Yeni ışınlanma tılsımını birkaç dakika içinde tamamladı. Çantalarını hazırlamış ve Nie Huaisang’ın tavsiye ettiği gibi giyinerek giriş yapmışlardı.
Wei Ying tılsımı koluna taktı ve Lan Wangji ile dirseklerini birleştirerek ana salona doğru yürüdüler.
Wen Qing bekliyordu, Wenler de öyle. Çocuklar geride bırakıldıkları için hâlâ çok üzgündü ve Lan Wangji’nin kalbi burkuldu. Ama Wei Ying’in çocukları kucaklamasına yardım etti. En küçüklerini öğretmenlerine iyi davranmaya, en büyüklerini ise küçük kardeşlerine göz kulak olmaya teşvik etti. Sonunda, Büyükanne A-Yuan’ı Lan Wangji’nin bacağından çekmek zorunda kaldı. Wen Qionglin, A-Mei’yi Wei Ying’in omuzlarından çekti.
A-Qing diğerleri gibi cübbelerine yapışmadı. Aslında ikisiyle de konuşmuyordu. Ancak Lan Wangji onun önünde diz çöktü ve omzuna dokundu.
“Babalarınıza bir mesaj iletmemi ister misiniz?”

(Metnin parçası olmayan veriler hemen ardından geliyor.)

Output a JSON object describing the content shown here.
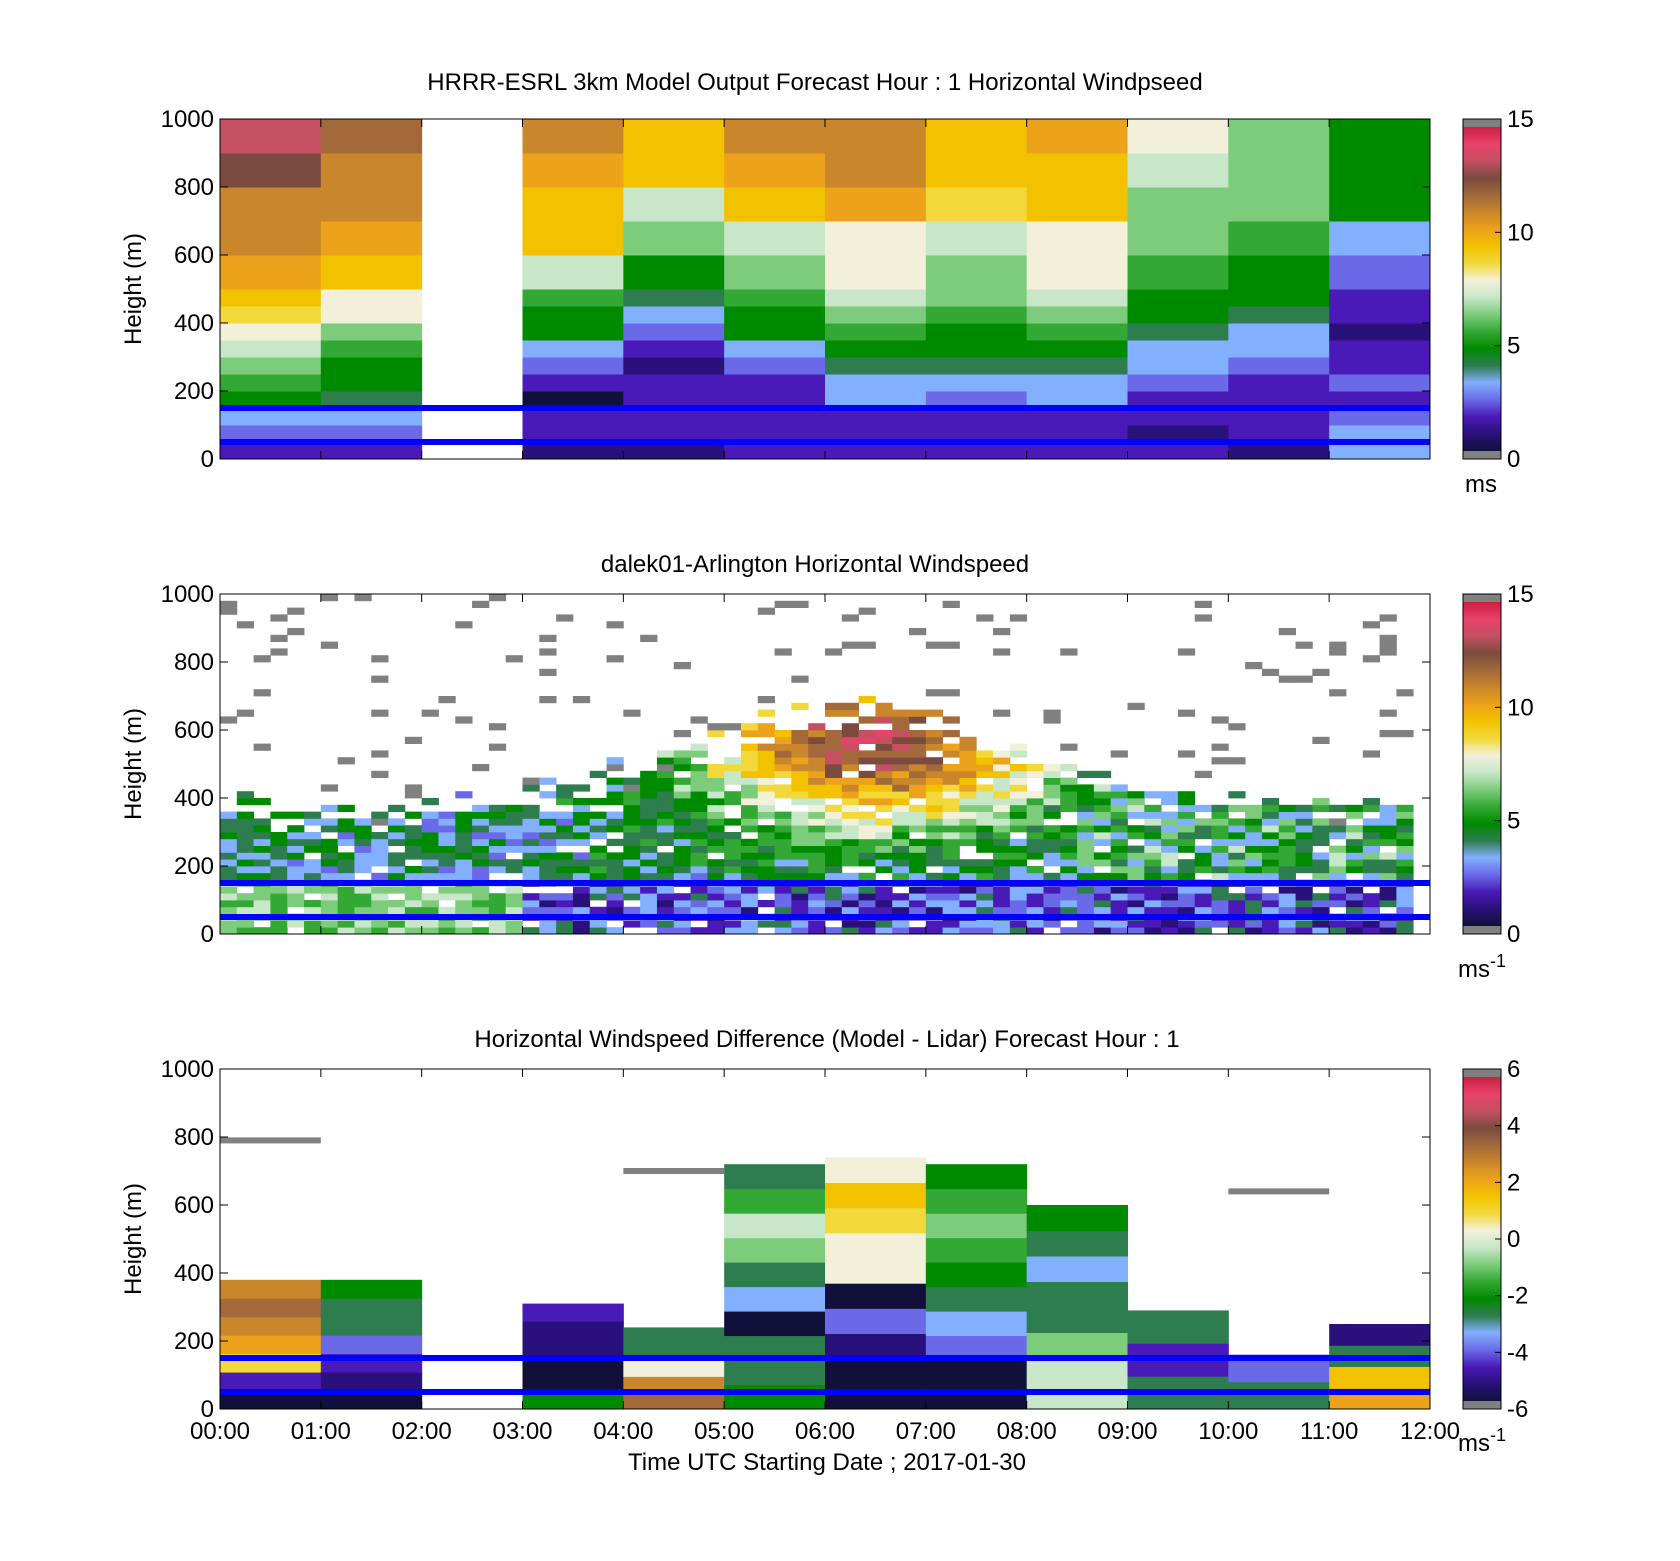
{
  "figure": {
    "x_ticks": [
      "00:00",
      "01:00",
      "02:00",
      "03:00",
      "04:00",
      "05:00",
      "06:00",
      "07:00",
      "08:00",
      "09:00",
      "10:00",
      "11:00",
      "12:00"
    ],
    "xlabel": "Time UTC  Starting Date ; 2017-01-30"
  },
  "panels": [
    {
      "title": "HRRR-ESRL 3km Model Output   Forecast Hour : 1 Horizontal Windpseed",
      "ylabel": "Height (m)",
      "unit": "ms",
      "unit_exp": "",
      "y_ticks": [
        "0",
        "200",
        "400",
        "600",
        "800",
        "1000"
      ],
      "cbar_ticks": [
        "0",
        "5",
        "10",
        "15"
      ]
    },
    {
      "title": "dalek01-Arlington  Horizontal Windspeed",
      "ylabel": "Height (m)",
      "unit": "ms",
      "unit_exp": "-1",
      "y_ticks": [
        "0",
        "200",
        "400",
        "600",
        "800",
        "1000"
      ],
      "cbar_ticks": [
        "0",
        "5",
        "10",
        "15"
      ]
    },
    {
      "title": "Horizontal Windspeed Difference (Model - Lidar) Forecast Hour : 1",
      "ylabel": "Height (m)",
      "unit": "ms",
      "unit_exp": "-1",
      "y_ticks": [
        "0",
        "200",
        "400",
        "600",
        "800",
        "1000"
      ],
      "cbar_ticks": [
        "-6",
        "-4",
        "-2",
        "0",
        "2",
        "4",
        "6"
      ]
    }
  ],
  "colors": {
    "reference_line": "#0000ff",
    "colormap": [
      "#11103a",
      "#2a107a",
      "#4a1ab8",
      "#6a6ae8",
      "#82b0ff",
      "#2e7d4f",
      "#008a00",
      "#34a834",
      "#7ccc7c",
      "#c8e6c8",
      "#f3f0da",
      "#f3d83a",
      "#f2c200",
      "#eca21a",
      "#c9862a",
      "#a3693b",
      "#7b4b3f",
      "#c45062",
      "#e8426a",
      "#cc1f42",
      "#808080"
    ]
  },
  "chart_data": [
    {
      "type": "heatmap",
      "title": "HRRR-ESRL 3km Model Output   Forecast Hour : 1 Horizontal Windpseed",
      "xlabel": "Time UTC  Starting Date ; 2017-01-30",
      "ylabel": "Height (m)",
      "xlim_hours": [
        0,
        12
      ],
      "ylim": [
        0,
        1000
      ],
      "clim": [
        0,
        15
      ],
      "colorbar_label": "ms",
      "grid": false,
      "reference_lines_m": [
        50,
        150
      ],
      "missing_hours": [
        2
      ],
      "level_heights_m": [
        25,
        75,
        125,
        175,
        225,
        275,
        325,
        375,
        425,
        475,
        550,
        650,
        750,
        850,
        950
      ],
      "hourly_profiles_ms": [
        [
          1.5,
          2.5,
          3.5,
          4.5,
          5.5,
          6.0,
          6.8,
          7.5,
          8.5,
          9.5,
          10,
          10.5,
          11,
          12,
          13
        ],
        [
          2.0,
          2.5,
          3.0,
          4.0,
          4.5,
          5.0,
          5.5,
          6.5,
          7.5,
          8.0,
          9.5,
          10,
          10.5,
          11,
          11.5
        ],
        null,
        [
          1.0,
          1.5,
          2.0,
          0.5,
          1.5,
          2.5,
          3.5,
          4.5,
          5.0,
          5.5,
          7.0,
          9.0,
          9.5,
          10,
          10.5
        ],
        [
          1.0,
          1.5,
          2.0,
          2.0,
          1.5,
          1.0,
          1.5,
          2.5,
          3.5,
          4.0,
          5.0,
          6.0,
          7.0,
          9.0,
          9.5
        ],
        [
          1.5,
          1.5,
          1.5,
          1.5,
          2.0,
          2.5,
          3.0,
          4.5,
          5.0,
          5.5,
          6.5,
          7.0,
          9.0,
          10,
          10.5
        ],
        [
          1.5,
          2.0,
          2.0,
          3.0,
          3.5,
          4.0,
          5.0,
          5.5,
          6.5,
          7.0,
          7.5,
          8.0,
          10,
          11,
          11
        ],
        [
          1.5,
          1.5,
          2.0,
          2.5,
          3.0,
          4.0,
          4.5,
          5.0,
          5.5,
          6.0,
          6.5,
          7.0,
          8.5,
          9.0,
          9.5
        ],
        [
          1.5,
          2.0,
          2.0,
          3.0,
          3.5,
          4.0,
          4.5,
          5.5,
          6.0,
          7.0,
          7.5,
          8.0,
          9.0,
          9.5,
          10
        ],
        [
          1.5,
          1.0,
          1.5,
          2.0,
          2.5,
          3.0,
          3.5,
          4.0,
          4.5,
          5.0,
          5.5,
          6.0,
          6.5,
          7.0,
          7.5
        ],
        [
          1.0,
          1.5,
          1.5,
          1.5,
          2.0,
          2.5,
          3.0,
          3.5,
          4.0,
          4.5,
          5.0,
          5.5,
          6.0,
          6.5,
          6.5
        ],
        [
          3.5,
          3.0,
          2.5,
          2.0,
          2.5,
          2.0,
          1.5,
          1.0,
          1.5,
          2.0,
          2.5,
          3.5,
          4.5,
          5.0,
          5.0
        ]
      ]
    },
    {
      "type": "heatmap",
      "title": "dalek01-Arlington  Horizontal Windspeed",
      "xlabel": "Time UTC  Starting Date ; 2017-01-30",
      "ylabel": "Height (m)",
      "xlim_hours": [
        0,
        12
      ],
      "ylim": [
        0,
        1000
      ],
      "clim": [
        0,
        15
      ],
      "colorbar_label": "ms-1",
      "grid": false,
      "reference_lines_m": [
        50,
        150
      ],
      "time_step_minutes": 10,
      "height_step_m": 20,
      "description_values": {
        "near_surface_0_200m_ms": "1 to 4 after 03:00, 5 to 7 before 03:00",
        "core_max_ms": 13,
        "core_time_span": [
          "04:30",
          "08:30"
        ],
        "core_height_span_m": [
          300,
          800
        ]
      }
    },
    {
      "type": "heatmap",
      "title": "Horizontal Windspeed Difference (Model - Lidar) Forecast Hour : 1",
      "xlabel": "Time UTC  Starting Date ; 2017-01-30",
      "ylabel": "Height (m)",
      "xlim_hours": [
        0,
        12
      ],
      "ylim": [
        0,
        1000
      ],
      "clim": [
        -6,
        6
      ],
      "colorbar_label": "ms-1",
      "grid": false,
      "reference_lines_m": [
        50,
        150
      ],
      "hourly_columns": [
        {
          "hour": 0,
          "top_m": 380,
          "values_ms": [
            -5.5,
            -4.5,
            1.0,
            2.0,
            2.5,
            3.0,
            2.5
          ],
          "outlier_m": 790
        },
        {
          "hour": 1,
          "top_m": 380,
          "values_ms": [
            -5.5,
            -5.0,
            -4.5,
            -4.0,
            -3.0,
            -2.5,
            -2.0
          ]
        },
        {
          "hour": 3,
          "top_m": 310,
          "values_ms": [
            -2.0,
            -6.0,
            -5.5,
            -5.0,
            -5.0,
            -4.5
          ]
        },
        {
          "hour": 4,
          "top_m": 240,
          "values_ms": [
            3.0,
            2.5,
            0.5,
            -2.5,
            -3.0
          ],
          "outlier_m": 700
        },
        {
          "hour": 5,
          "top_m": 720,
          "values_ms": [
            -2.0,
            -2.5,
            -3.0,
            -6.0,
            -3.5,
            -3.0,
            -1.0,
            -0.5,
            -1.5,
            -2.5
          ]
        },
        {
          "hour": 6,
          "top_m": 740,
          "values_ms": [
            -6.0,
            -6.0,
            -5.0,
            -4.0,
            -6.0,
            0.0,
            0.5,
            1.0,
            1.5,
            0.0
          ]
        },
        {
          "hour": 7,
          "top_m": 720,
          "values_ms": [
            -6.0,
            -5.5,
            -4.0,
            -3.5,
            -2.5,
            -2.0,
            -1.5,
            -1.0,
            -1.5,
            -2.0
          ]
        },
        {
          "hour": 8,
          "top_m": 600,
          "values_ms": [
            -0.5,
            -0.5,
            -1.0,
            -3.0,
            -3.0,
            -3.5,
            -2.5,
            -2.0
          ]
        },
        {
          "hour": 9,
          "top_m": 290,
          "values_ms": [
            -3.0,
            -4.5,
            -3.0
          ]
        },
        {
          "hour": 10,
          "top_m": 160,
          "values_ms": [
            -3.0,
            -4.0
          ],
          "outlier_m": 640
        },
        {
          "hour": 11,
          "top_m": 250,
          "values_ms": [
            2.0,
            1.5,
            -2.5,
            -5.0
          ]
        }
      ]
    }
  ]
}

Kız taş zemine baktı, yüzü solgun ve kederliydi. “Onlara acele etmelerini ve geri dönmelerini söyle.” diye mırıldandı.
Sonra kolunu gözlerine sildi. Lan Wangji uzanıp onun saçlarını düzeltti ve gözyaşlarını fark etmemiş gibi davrandı. A-Qing acınmaktan ya da şımartılmaktan hoşlanmazdı. Bunu yeterince iyi anlayabiliyordu. Onun yaşındayken o da aynı durumdaydı. Ama bir çocuğun ebeveynlerinden ya da vasilerinden ayrılmasının ne kadar acı verdiğini de biliyordu.

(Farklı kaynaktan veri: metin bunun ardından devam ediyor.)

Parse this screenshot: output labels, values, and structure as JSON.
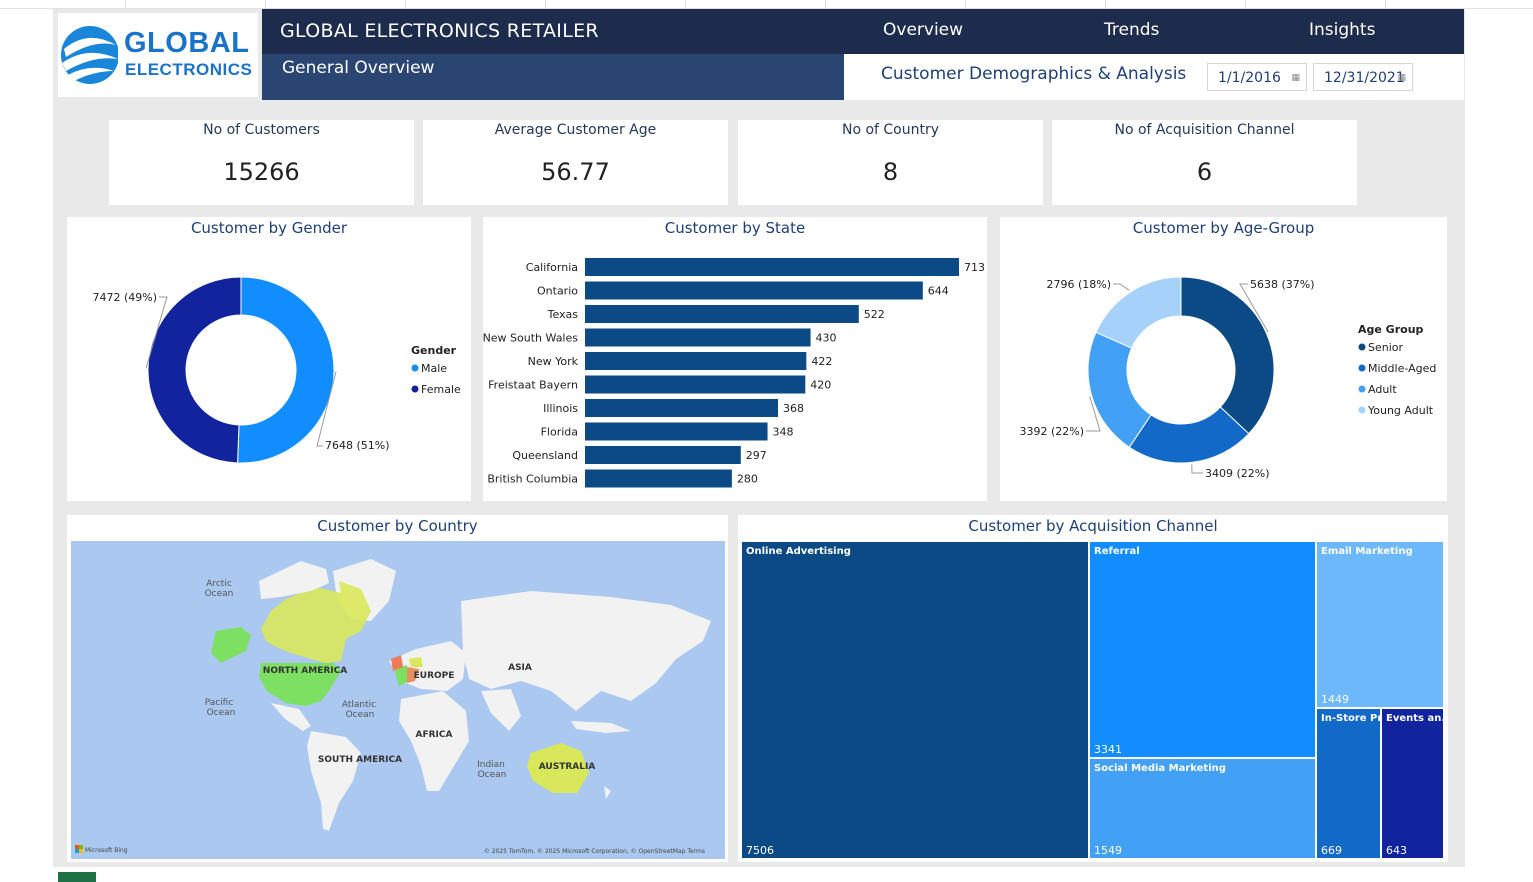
{
  "header": {
    "logo_line1": "GLOBAL",
    "logo_line2": "ELECTRONICS",
    "title": "GLOBAL ELECTRONICS RETAILER",
    "subtitle": "General Overview",
    "nav": [
      "Overview",
      "Trends",
      "Insights"
    ],
    "section": "Customer Demographics & Analysis",
    "date_start": "1/1/2016",
    "date_end": "12/31/2021"
  },
  "kpis": [
    {
      "label": "No of Customers",
      "value": "15266"
    },
    {
      "label": "Average Customer Age",
      "value": "56.77"
    },
    {
      "label": "No of Country",
      "value": "8"
    },
    {
      "label": "No of Acquisition Channel",
      "value": "6"
    }
  ],
  "gender": {
    "title": "Customer by Gender",
    "legend_title": "Gender",
    "slices": [
      {
        "name": "Male",
        "value": 7648,
        "label": "7648 (51%)",
        "color": "#118dff"
      },
      {
        "name": "Female",
        "value": 7472,
        "label": "7472 (49%)",
        "color": "#12239e"
      }
    ]
  },
  "state": {
    "title": "Customer by State",
    "color": "#0b4a85",
    "bars": [
      {
        "name": "California",
        "value": 713
      },
      {
        "name": "Ontario",
        "value": 644
      },
      {
        "name": "Texas",
        "value": 522
      },
      {
        "name": "New South Wales",
        "value": 430
      },
      {
        "name": "New York",
        "value": 422
      },
      {
        "name": "Freistaat Bayern",
        "value": 420
      },
      {
        "name": "Illinois",
        "value": 368
      },
      {
        "name": "Florida",
        "value": 348
      },
      {
        "name": "Queensland",
        "value": 297
      },
      {
        "name": "British Columbia",
        "value": 280
      }
    ]
  },
  "agegroup": {
    "title": "Customer by Age-Group",
    "legend_title": "Age Group",
    "slices": [
      {
        "name": "Senior",
        "value": 5638,
        "label": "5638 (37%)",
        "color": "#0b4a85"
      },
      {
        "name": "Middle-Aged",
        "value": 3409,
        "label": "3409 (22%)",
        "color": "#1369c8"
      },
      {
        "name": "Adult",
        "value": 3392,
        "label": "3392 (22%)",
        "color": "#42a0f5"
      },
      {
        "name": "Young Adult",
        "value": 2796,
        "label": "2796 (18%)",
        "color": "#a6d1fb"
      }
    ]
  },
  "country": {
    "title": "Customer by Country",
    "labels": {
      "arctic1": "Arctic",
      "arctic2": "Ocean",
      "pacific1": "Pacific",
      "pacific2": "Ocean",
      "atlantic1": "Atlantic",
      "atlantic2": "Ocean",
      "indian1": "Indian",
      "indian2": "Ocean",
      "north_america": "NORTH AMERICA",
      "south_america": "SOUTH AMERICA",
      "europe": "EUROPE",
      "asia": "ASIA",
      "africa": "AFRICA",
      "australia": "AUSTRALIA"
    },
    "attribution": "© 2025 TomTom, © 2025 Microsoft Corporation, © OpenStreetMap  Terms",
    "brand": "Microsoft Bing"
  },
  "channel": {
    "title": "Customer by Acquisition Channel",
    "tiles": [
      {
        "name": "Online Advertising",
        "value": "7506",
        "color": "#0b4a85"
      },
      {
        "name": "Referral",
        "value": "3341",
        "color": "#118dff"
      },
      {
        "name": "Social Media Marketing",
        "value": "1549",
        "color": "#42a0f5"
      },
      {
        "name": "Email Marketing",
        "value": "1449",
        "color": "#6db8fb"
      },
      {
        "name": "In-Store Pr...",
        "value": "669",
        "color": "#1369c8"
      },
      {
        "name": "Events an...",
        "value": "643",
        "color": "#12239e"
      }
    ]
  }
}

“Yakında döneceğiz.” diye fısıldadı.
Çok yakında dönecekler, dedi Lan Wangji kendi kendine. Xiao Xingchen ve Song Zichen ile birlikte döneceklerdi. Ceset-kadınlar da onlara eşlik edecek ve bir kez daha evlerine rahatça yerleşeceklerdi. Hiçbiri bir daha asla ayrılmayacaktı. Lan Wangji başka bir sonuca izin vermeyi reddetti.
Vedalaşmalarını bitirdikten sonra Wei Ying grubu avluya götürdü. Kar yeni yeni erimeye başlamıştı ve güneş bulutların arasından her çıktığında küçük su birikintileri oluşuyordu. Su birikintileri her gece donuyordu ve hava soğuk ve nemliydi. Yine de bahar gelmek üzereydi.

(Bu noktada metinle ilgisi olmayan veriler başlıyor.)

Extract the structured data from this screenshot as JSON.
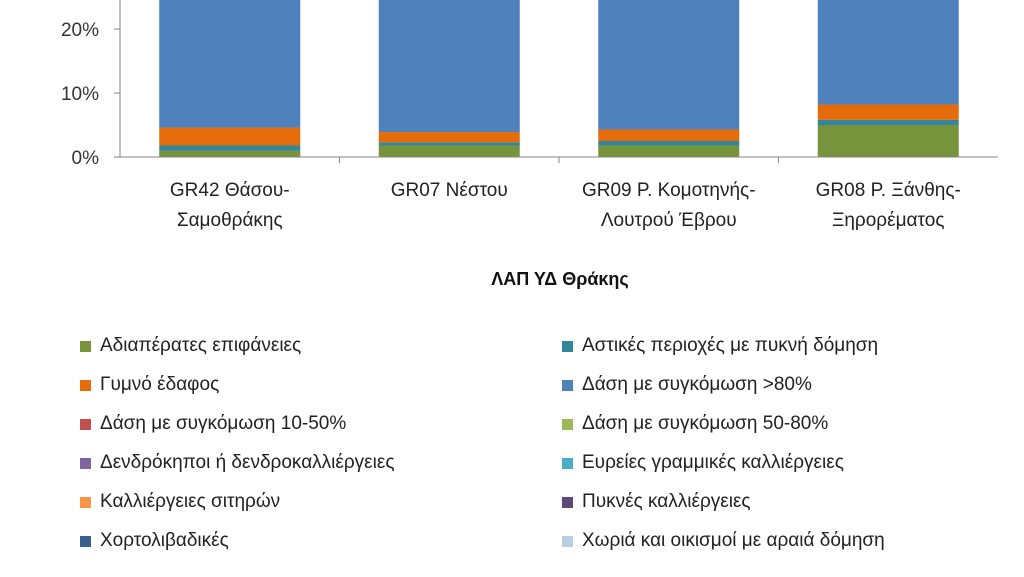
{
  "chart_data": {
    "type": "bar",
    "stacked": true,
    "title": "",
    "xlabel": "ΛΑΠ ΥΔ Θράκης",
    "ylabel": "",
    "y_ticks": [
      "0%",
      "10%",
      "20%"
    ],
    "ylim": [
      0,
      100
    ],
    "categories": [
      [
        "GR42 Θάσου-",
        "Σαμοθράκης"
      ],
      [
        "GR07 Νέστου"
      ],
      [
        "GR09 Ρ. Κομοτηνής-",
        "Λουτρού Έβρου"
      ],
      [
        "GR08 Ρ. Ξάνθης-",
        "Ξηρορέματος"
      ]
    ],
    "legend_position": "bottom",
    "series": [
      {
        "name": "Αδιαπέρατες επιφάνειες",
        "color": "#77933C",
        "values": [
          1.0,
          1.8,
          1.8,
          5.0
        ]
      },
      {
        "name": "Αστικές περιοχές με πυκνή δόμηση",
        "color": "#31859C",
        "values": [
          0.8,
          0.5,
          0.7,
          0.8
        ]
      },
      {
        "name": "Γυμνό έδαφος",
        "color": "#E46C0A",
        "values": [
          2.8,
          1.6,
          1.8,
          2.4
        ]
      },
      {
        "name": "Δάση με συγκόμωση >80%",
        "color": "#4F81BD",
        "values": [
          95.4,
          96.1,
          95.7,
          91.8
        ]
      },
      {
        "name": "Δάση με συγκόμωση 10-50%",
        "color": "#C0504D",
        "values": [
          0,
          0,
          0,
          0
        ]
      },
      {
        "name": "Δάση με συγκόμωση 50-80%",
        "color": "#9BBB59",
        "values": [
          0,
          0,
          0,
          0
        ]
      },
      {
        "name": "Δενδρόκηποι ή δενδροκαλλιέργειες",
        "color": "#8064A2",
        "values": [
          0,
          0,
          0,
          0
        ]
      },
      {
        "name": "Ευρείες γραμμικές καλλιέργειες",
        "color": "#4BACC6",
        "values": [
          0,
          0,
          0,
          0
        ]
      },
      {
        "name": "Καλλιέργειες σιτηρών",
        "color": "#F79646",
        "values": [
          0,
          0,
          0,
          0
        ]
      },
      {
        "name": "Πυκνές καλλιέργειες",
        "color": "#5F497A",
        "values": [
          0,
          0,
          0,
          0
        ]
      },
      {
        "name": "Χορτολιβαδικές",
        "color": "#366092",
        "values": [
          0,
          0,
          0,
          0
        ]
      },
      {
        "name": "Χωριά και οικισμοί με αραιά δόμηση",
        "color": "#B9CDE5",
        "values": [
          0,
          0,
          0,
          0
        ]
      }
    ]
  }
}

Lan Wangji, Koi Kulesi’nde havanın daha da sıcak olacağını tahmin ediyordu. İklim değişikliğini dört gözle beklediğini söyleyemezdi ama kardeşini görmeyi dört gözle bekliyordu. Jin komplocularının celladın kılıcıyla yüzleştiğini görmek de ayrı bir zevk olacaktı. Çocuklarının elinden kurtulurken Lan Wangji’nin moralini yükseltmeye yetmişti.
Wei Ying tılsımı kolundan çıkardı ve bir parmağını yaladı. Sonra parmağını kâğıda dokundurdu ve geçit açıldı. Çocuklar bu manzara karşısında sevinçle tezahürat yaptılar.
Wen Qing iki yüklü qiankun kesesini omuzlarına aldı ve şikayet etmeden ilerledi. Ancak Wei Ying kendi çantalarına doğru bakarken kaşlarını çattı.
“Yanımızda bir yük hayvanı getirmeliydik.” diye mırıldandı, “Lan Zhan, eşekler hakkında ne düşünüyorsun? Yolda bir tane satın alabiliriz!”
Lan Wangji şüpheli bir ses çıkardı. Wen Qing gözlerini devirirken kendi qiankun kesesini kaldırdı.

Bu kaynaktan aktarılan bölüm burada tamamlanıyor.